Ironisnya, kata Cepi, kewenangan konstitusi para legislator itu tiba-tiba diculasi Anwar Usman sebagai pimpinan lembaga tertinggi yudikatif, yakni Ketua Mahkamah Konstitusi. Adik ipar Jokowi ini dengan klaimnya "jabatan merupakan amanah Tuhan", justru membuat keputusan perkara No 90/PUU-XXI/2023 yang menabrak konstitusi.

"Intinya, ketua MK sebagai lembaga yudikatif menghalalkan bikin peraturan yang seharusnya kewenangan legislatif di DPR RI dan eksekutif yakni pemerintah," ungkap Cepi. Karenanya, sidang kode etik MKMK mencopot jabatan Anwar sebagai Ketua MK, karena terbukti melanggar etik berat.

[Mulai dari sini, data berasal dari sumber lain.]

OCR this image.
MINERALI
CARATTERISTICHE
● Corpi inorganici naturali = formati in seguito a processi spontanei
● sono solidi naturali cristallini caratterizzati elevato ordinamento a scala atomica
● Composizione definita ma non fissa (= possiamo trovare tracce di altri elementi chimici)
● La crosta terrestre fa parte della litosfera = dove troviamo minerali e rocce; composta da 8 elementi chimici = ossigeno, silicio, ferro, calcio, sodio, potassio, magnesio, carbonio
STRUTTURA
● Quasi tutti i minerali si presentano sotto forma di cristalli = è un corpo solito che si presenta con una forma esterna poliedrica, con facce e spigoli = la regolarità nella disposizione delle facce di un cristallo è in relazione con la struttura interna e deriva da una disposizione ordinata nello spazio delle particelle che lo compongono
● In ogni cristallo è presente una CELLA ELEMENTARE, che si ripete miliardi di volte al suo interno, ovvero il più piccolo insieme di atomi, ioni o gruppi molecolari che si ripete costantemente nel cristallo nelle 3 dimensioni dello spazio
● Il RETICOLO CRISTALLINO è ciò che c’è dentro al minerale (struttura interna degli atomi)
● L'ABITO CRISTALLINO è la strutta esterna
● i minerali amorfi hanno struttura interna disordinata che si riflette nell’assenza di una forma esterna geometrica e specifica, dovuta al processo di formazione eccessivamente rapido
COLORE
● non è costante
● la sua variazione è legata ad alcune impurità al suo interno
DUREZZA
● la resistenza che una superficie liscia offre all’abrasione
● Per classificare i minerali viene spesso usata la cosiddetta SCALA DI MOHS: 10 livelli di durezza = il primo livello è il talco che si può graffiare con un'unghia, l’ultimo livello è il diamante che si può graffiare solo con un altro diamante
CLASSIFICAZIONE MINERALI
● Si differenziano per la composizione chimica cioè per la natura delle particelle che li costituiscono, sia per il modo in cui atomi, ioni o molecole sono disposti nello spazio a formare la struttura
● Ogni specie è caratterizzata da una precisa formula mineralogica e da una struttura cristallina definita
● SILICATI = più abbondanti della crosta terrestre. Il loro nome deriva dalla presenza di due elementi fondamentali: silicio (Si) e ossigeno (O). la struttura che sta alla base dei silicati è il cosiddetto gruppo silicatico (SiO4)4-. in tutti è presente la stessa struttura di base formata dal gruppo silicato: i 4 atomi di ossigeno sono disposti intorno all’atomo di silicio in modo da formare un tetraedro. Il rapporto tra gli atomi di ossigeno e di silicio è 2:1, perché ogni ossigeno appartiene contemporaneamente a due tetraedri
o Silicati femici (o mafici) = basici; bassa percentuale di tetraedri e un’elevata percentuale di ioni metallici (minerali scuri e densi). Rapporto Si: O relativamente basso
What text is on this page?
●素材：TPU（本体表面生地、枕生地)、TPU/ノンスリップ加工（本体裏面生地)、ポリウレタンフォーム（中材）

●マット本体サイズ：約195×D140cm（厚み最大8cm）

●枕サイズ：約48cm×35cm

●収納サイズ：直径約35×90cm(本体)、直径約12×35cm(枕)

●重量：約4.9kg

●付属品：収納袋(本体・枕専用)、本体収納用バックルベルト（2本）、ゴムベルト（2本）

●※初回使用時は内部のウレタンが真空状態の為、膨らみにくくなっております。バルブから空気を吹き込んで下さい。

Menurut Cepi, Gibran dalam statusnya sebagai kader PDI-P juga gayung bersambut merespon putusan sang paman, di MK. Yakni, syarat usia Capres dan Cawapres sekrang-kurangnya 40 tahun atau pernah menjabat kepala daerah. Gibran yang masih berusia 35 tahun pun maju jadi Cawapres lewat Golkar mendampingi Prabowo Subianto dengan didukung Koalisi Indonesia Maju.

"Politik memang tidak ada teman yang abadi, kecuali kepentingan. Tapi, Jokowi dan keluarganya sebagai kader PDI-P yang difasilitasi partai dan didukung massa PDI-P, rasanya ada tanda tanya besar kalau kemudian berpaling ke partai lain," ungkap Cepi.

Kombatan, kata Cepi, dari awal sudah memprediksi jika akan terjadi politik keniscayaan Jokowi dan keluarganya seperti sekarang ini. Indikatornya saat Jokowi menjadi presiden periode kedua merangkul Prabowo Subianto, yang dua kali dikalahkan dalam Pilpres.

"Dengan memasukkan Prabowo dalam kabinet sebagai Menteri Pertahanan (Menhan), secara logika Jokowi tentu lebih intens berkomunikasi dengan Prabowo ketimbang elite penguasa di PDI-P," ungkap Cepi.

Menurut dia, Prabowo sebagai Menhan tidak bisa dipisahkan dengan kapasitasnya sebagai Ketua Umum Gerindra, yakni partai pemenang kedua setelah PDI-P dalam Pemilu 2019.

"Oleh karena itu, intensitas dan kualitas komunikasi politik Jokowi dengan Prabowo tentu, tidak sebatas sebagai Menteri Pertahanan," tutur pimpinan Ormas yang ketua dewan pembinanya adalah Sidarto Danusubroto, Ajudan Proklamator Ir Soekarno dan Mantan Ketua MPR RI, yang juga Watimpres dua periode ini.

Karenanya, lanjut Cepi, wajar kalau Jokowi mulai semakin berjarak dengan para elite PDI-P. Eksesnya tidak bisa dihindari rahasia terdalam kekuatan internal PDI-P muda terbaca kekuatan di luar partai. Dampaknya, disadari atau tidak terus bermunculan skenario polarisasi baik persaingan politik internal maupun lawan politik eksternal.

"Politik devide et impera dan tipu muslihat terus menjadi circle politik kemana-mana, baik domestik maupun internasional. Termasuk, kekuatan politik global yang tidak diuntungkan selama kepemimpinan Jokowi," ungkap Cepi.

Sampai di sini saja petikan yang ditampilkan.